David Walsh: I’m aware of Welles’s radio broadcast, we wrote about it. That was the American left, except for our movement, the Trotskyist movement, which denounced the bombings as barbaric. The Communist Party had a cartoon presenting the bombings as a “one-two knockout punch,” that is, the incineration of Hiroshima and Nagasaki.

It isn’t just a question of Welles’s individual mistake. The whole point is that the American left, the pro-Soviet, pro-Stalinist left tied itself up in impossible contradictions. They pursued this fantasy that Roosevelt was going to lead to socialism or social democracy in America.

J. Edgar Hoover, 1940

What actually happened was mass internment, the atomic bombing, the national security state, the blacklist and McCarthyism. And this left was completely unprepared for it.

Danny Wu: Reading Welles’s letters to Roosevelt is a big cringe, you know. Because he never talks to anyone like that, and I personally feel Roosevelt never matched the same energy in his responses.

David Walsh: That’s one of the tragedies of Welles’s life. Not simply that he was driven out of the country, but that he didn’t really understand what had happened to him.

Danny Wu: I actually do agree with that. He definitely left the country because a subpoena was coming. But he could never admit that after the fact.

David Walsh : And, unfortunately, that’s part of the mythology propagated by these people themselves.

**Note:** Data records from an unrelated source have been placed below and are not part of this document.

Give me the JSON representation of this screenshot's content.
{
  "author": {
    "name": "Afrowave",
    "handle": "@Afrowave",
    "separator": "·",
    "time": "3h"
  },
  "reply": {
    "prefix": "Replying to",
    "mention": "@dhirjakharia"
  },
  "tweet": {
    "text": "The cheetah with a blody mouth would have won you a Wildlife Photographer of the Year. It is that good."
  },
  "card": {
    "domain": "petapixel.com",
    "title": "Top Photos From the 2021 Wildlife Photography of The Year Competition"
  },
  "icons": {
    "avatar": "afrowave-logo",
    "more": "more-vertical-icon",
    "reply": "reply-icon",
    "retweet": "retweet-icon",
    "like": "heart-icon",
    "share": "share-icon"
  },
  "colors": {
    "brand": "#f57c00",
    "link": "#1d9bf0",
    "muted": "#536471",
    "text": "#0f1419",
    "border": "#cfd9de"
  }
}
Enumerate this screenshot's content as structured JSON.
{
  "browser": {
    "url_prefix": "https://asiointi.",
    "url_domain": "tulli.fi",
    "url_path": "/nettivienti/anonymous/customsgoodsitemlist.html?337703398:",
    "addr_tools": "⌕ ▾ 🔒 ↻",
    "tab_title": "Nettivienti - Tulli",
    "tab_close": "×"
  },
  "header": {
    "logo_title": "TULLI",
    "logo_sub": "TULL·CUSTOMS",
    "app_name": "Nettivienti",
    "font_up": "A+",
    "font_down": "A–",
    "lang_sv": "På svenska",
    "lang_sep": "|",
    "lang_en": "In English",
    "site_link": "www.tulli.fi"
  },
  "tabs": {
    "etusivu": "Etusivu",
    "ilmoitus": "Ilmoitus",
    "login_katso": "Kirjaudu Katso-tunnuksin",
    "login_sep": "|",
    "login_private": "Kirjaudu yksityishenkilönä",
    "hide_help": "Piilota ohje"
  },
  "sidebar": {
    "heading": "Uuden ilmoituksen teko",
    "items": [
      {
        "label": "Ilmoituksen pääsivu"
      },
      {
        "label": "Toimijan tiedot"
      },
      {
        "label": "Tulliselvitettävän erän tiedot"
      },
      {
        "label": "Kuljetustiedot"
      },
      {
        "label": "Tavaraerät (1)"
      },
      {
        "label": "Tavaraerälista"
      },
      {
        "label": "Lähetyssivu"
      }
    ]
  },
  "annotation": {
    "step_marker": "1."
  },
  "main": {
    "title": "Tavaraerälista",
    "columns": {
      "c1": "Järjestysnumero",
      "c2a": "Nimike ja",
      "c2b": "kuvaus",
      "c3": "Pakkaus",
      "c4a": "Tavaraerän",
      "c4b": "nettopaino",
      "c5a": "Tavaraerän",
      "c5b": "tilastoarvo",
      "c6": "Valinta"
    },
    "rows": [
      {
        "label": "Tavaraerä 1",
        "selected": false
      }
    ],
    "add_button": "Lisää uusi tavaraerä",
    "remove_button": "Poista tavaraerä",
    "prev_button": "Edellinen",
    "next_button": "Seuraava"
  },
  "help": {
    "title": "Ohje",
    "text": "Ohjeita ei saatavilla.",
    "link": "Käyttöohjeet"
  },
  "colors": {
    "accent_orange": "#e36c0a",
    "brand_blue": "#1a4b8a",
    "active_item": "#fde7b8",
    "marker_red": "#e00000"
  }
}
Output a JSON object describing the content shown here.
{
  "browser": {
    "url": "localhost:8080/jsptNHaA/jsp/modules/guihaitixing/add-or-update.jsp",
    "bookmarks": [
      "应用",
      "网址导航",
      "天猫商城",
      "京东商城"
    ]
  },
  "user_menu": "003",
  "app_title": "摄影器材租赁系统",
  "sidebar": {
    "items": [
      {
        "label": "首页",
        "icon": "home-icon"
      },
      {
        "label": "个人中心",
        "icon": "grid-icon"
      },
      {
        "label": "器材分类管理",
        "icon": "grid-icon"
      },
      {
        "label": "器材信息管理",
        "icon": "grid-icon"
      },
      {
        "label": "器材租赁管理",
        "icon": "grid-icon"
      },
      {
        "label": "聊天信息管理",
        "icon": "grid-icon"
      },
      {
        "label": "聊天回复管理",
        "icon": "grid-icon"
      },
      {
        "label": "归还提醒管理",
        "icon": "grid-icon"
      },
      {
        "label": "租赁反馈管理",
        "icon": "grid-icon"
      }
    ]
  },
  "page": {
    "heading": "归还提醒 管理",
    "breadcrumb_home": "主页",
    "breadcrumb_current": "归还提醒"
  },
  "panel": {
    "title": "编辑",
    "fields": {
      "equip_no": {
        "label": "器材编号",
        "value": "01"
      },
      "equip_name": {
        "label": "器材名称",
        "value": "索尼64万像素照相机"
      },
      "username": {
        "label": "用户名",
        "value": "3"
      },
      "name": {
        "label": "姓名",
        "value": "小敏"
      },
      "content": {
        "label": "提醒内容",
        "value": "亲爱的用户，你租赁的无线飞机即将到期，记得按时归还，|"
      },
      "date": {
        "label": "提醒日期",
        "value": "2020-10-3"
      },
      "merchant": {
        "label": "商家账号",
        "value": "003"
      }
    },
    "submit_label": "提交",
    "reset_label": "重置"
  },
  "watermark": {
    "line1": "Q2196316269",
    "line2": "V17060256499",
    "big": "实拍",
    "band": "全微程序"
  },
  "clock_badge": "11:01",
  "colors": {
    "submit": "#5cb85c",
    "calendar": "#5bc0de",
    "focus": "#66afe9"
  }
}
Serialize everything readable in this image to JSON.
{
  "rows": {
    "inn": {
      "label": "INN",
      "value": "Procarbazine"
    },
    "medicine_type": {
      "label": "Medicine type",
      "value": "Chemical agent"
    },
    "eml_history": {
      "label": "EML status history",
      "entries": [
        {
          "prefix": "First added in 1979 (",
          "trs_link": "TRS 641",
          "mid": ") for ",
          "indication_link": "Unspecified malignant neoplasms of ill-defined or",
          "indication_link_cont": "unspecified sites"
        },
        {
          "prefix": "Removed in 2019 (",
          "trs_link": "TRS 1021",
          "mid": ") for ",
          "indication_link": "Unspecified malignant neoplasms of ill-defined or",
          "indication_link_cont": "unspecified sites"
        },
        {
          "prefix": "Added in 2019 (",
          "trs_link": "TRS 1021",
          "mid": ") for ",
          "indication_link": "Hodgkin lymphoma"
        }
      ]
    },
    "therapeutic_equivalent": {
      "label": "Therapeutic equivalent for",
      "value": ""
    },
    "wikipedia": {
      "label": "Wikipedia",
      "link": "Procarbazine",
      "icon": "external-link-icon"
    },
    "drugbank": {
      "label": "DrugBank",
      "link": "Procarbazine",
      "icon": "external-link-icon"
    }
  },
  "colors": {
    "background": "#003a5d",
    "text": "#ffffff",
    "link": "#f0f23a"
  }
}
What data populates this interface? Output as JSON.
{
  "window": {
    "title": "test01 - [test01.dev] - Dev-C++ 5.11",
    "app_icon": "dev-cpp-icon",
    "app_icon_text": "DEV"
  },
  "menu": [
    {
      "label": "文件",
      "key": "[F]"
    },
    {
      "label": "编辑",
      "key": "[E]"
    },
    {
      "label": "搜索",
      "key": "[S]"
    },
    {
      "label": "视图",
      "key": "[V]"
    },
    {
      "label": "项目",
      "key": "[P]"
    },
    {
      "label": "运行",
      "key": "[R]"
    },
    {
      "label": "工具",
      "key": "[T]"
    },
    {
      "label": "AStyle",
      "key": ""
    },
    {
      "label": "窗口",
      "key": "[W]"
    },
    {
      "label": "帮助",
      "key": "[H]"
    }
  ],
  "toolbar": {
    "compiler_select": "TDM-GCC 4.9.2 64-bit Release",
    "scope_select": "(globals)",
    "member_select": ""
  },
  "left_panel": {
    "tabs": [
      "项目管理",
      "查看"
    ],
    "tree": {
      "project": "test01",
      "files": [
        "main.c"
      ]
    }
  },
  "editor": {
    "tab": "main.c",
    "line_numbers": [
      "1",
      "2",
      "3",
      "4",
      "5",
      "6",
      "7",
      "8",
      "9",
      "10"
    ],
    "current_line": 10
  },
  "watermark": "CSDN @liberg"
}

You see, after the fact, they could never admit how left-wing they had been. They had to present themselves as nothing but good New Deal Democrats, which was a lie. They were not that, they were further to the left than that.

In the final moments of our interview, Wu described the process of being rejected by “every, every film festival” after he began submitting the film in January 2022. “We had zero connections. Absolutely none.”

Wu explained that “we sent the film to so many sales agents and their response was always, hey, we can make money off of Orson Welles. But Isaac [Woodard] and Howard [Kakita], that’s a bit too much. We don’t even know how to monetize that.” Recently, however, “we screened the film in Greece at the Thessaloniki film festival. We had a packed theater.”

The difficult experience, the young director went on, “got me to thinking about how many works we may miss because of a process like this. It’s terrible, but I can tell how long festival officials have watched the film. It’s so hard to swallow when they watch, say, ten minutes of it and then turn it off. I feel you have to give our film a chance. It disguises itself as a standard historical documentary, but I think it turns into much more than that by the end. We weren’t getting a shot. I had trouble sleeping for an entire year.”

American: An Odyssey to 1947, with whatever limitations it may have, is a welcome and important contribution. A new generation of artists, free from the cynicism and many of the prejudices of the past several decades, is emerging.